IVGM: Large Scale Indoor Visual-Geometric Multimodal Dataset and Benchmark for Novel View Synthesis

Junming Cao1,2, Xiting Zhao3, Sören Schwertfeger3
1Shanghai Advanced Research Institute, Chinese Academy of Sciences, 2University of Chinese Academy of Sciences, 3ShanghaiTech University

Abstract

Accurate reconstruction of indoor environments is crucial for applications in augmented reality, virtual reality, and robotics. However, existing indoor datasets are often limited in scale, lack ground-truth point clouds, and provide insufficient viewpoints, which impedes the development of robust novel view synthesis (NVS) techniques.
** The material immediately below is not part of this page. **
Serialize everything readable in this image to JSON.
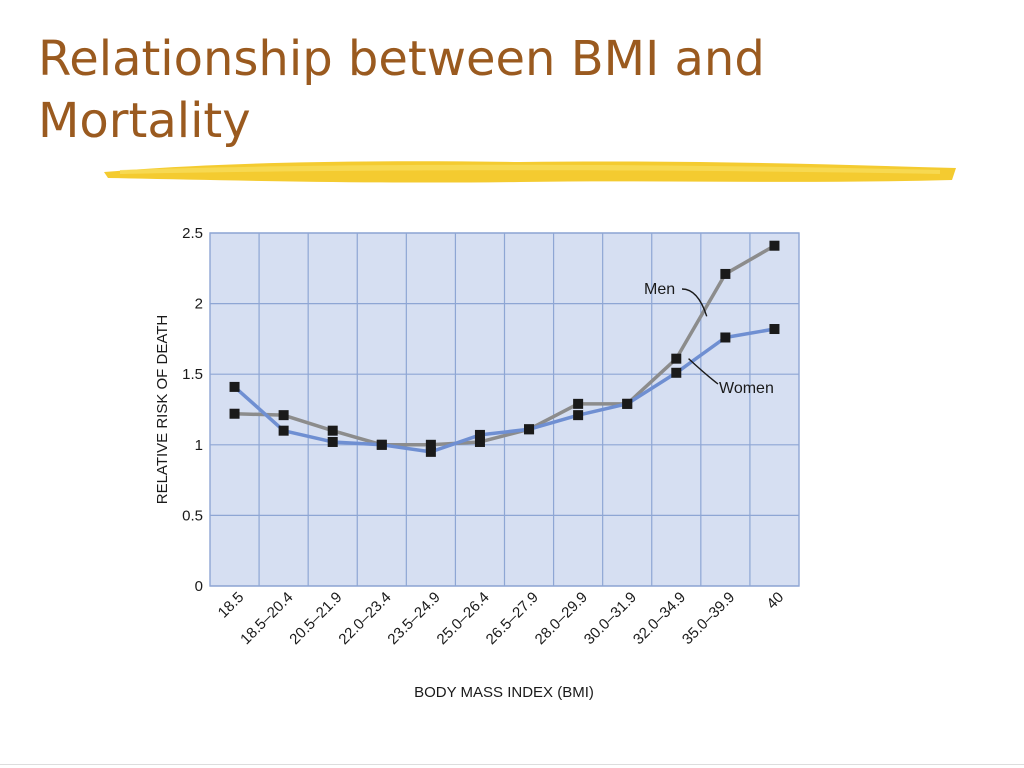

To address these limitations, we introduce a new large-scale indoor dataset that features diverse and challenging scenes, including basements and long corridors. This dataset offers panoramic image sequences for comprehensive coverage, high-resolution point clouds, meshes, and textures as ground truth, and a novel benchmark specifically designed to evaluate NVS algorithms in complex indoor environments. Our dataset and benchmark aim to advance indoor scene reconstruction and facilitate the creation of more effective NVS solutions for real-world applications.

Dataset Overview

The IVGM dataset encompasses a diverse array of environments, meticulously captured by our custom-designed data acquisition vehicle across three distinct scenes. This collection includes two segments from school office floors and one scene from underground garages. It provides:

Sequence Name Area Size(m2) Point Number Insta Images Titan Images
Office Area1 2,989.63 76,488,066 1,610 12,872
Office Area2 2,651.00 86,233,513 2,669 21,608
Underground Garage 3,797.11 153,185,271 1,816 14,528
Overview of 3DRef dataset

Benchmark Results

To evaluate the applicability, versatility, and performance of our dataset on novel view synthesis algorithms, we tested several popular methods developed in recent years.

Key results show:

  • The choice of camera system can significantly affect the performance of NVS algorithms.
  • Models trained with images from all five cameras better fit the images from all perspectives.
  • The inclusion of LiDAR point cloud data significantly enhances the performance of the novel view synthesis (NVS) algorithms.
Lidar benchmark results
Quantitative Comparison of Different Novel View Synthesis Methods in IVGM Dataset.
RGB benchmark results
Results of Different Input Image Dataset on IVGM Dataset. Images of Insta-single results are rendered using Insta-five camera pose and vice versa.
RGB benchmark results
Gaussian Splatting with Different Input Point Clouds results.